Cork City is experiencing something of a transformation. A €350 million regeneration plan is in place to modernise the city’s Docklands, while continuing investments in health, research, education and other critical infrastructure under the National Development Plan are set to further boost the area. This investment is going to be important for the city as it grows over the coming years – current projections suggest the population could rise by over 50% in the next 20 years.
That growth will be based on Cork’s existing strengths which include a deep heritage in traditional industry sectors like food and drink along with the presence of internationally recognised life sciences and tech industry clusters, as well as burgeoning energy and fintech sectors.
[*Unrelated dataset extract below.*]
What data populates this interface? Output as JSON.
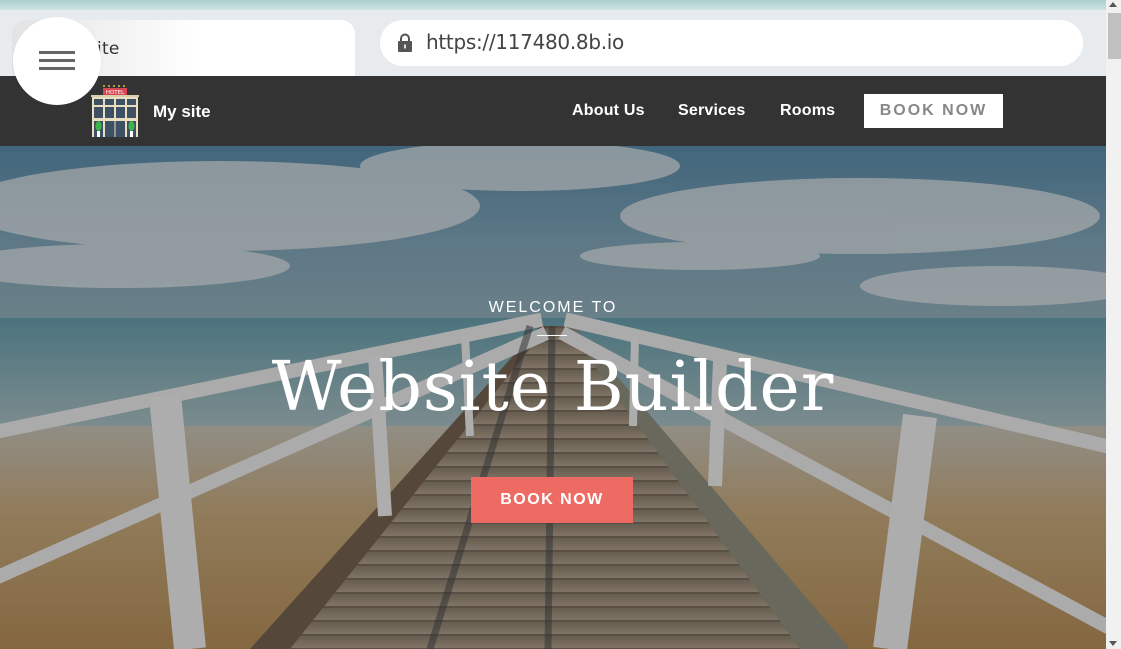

Indications of Cork’s ability to attract the biggest names across a range of industries are plentiful. Apple, who established operations in Cork just over forty years ago and now employ 6,000 people in the city, have just announced that they are seeking planning permission for a new four-storey building on their campus at Hollyhill, as it looks to “accelerate investment in Cork”. New staff will be taken on as Apple expands is research and development of European business from Ireland’s southern capital. Within 48 hours of that announcement, biopharmaceutical company Merck also announced an expansion to their Cork operations, with 370 new jobs and €440 million set aside for Leeside.
To accommodate this influx of investment and people, a €3.5bn transport strategy, which includes plans for a new light rail system, a major redesign of the city’s bus network, expanded and enhanced cycling infrastructure, and a number of other measures are to be introduced to ease mobility for the people living and working in the metropolitan area.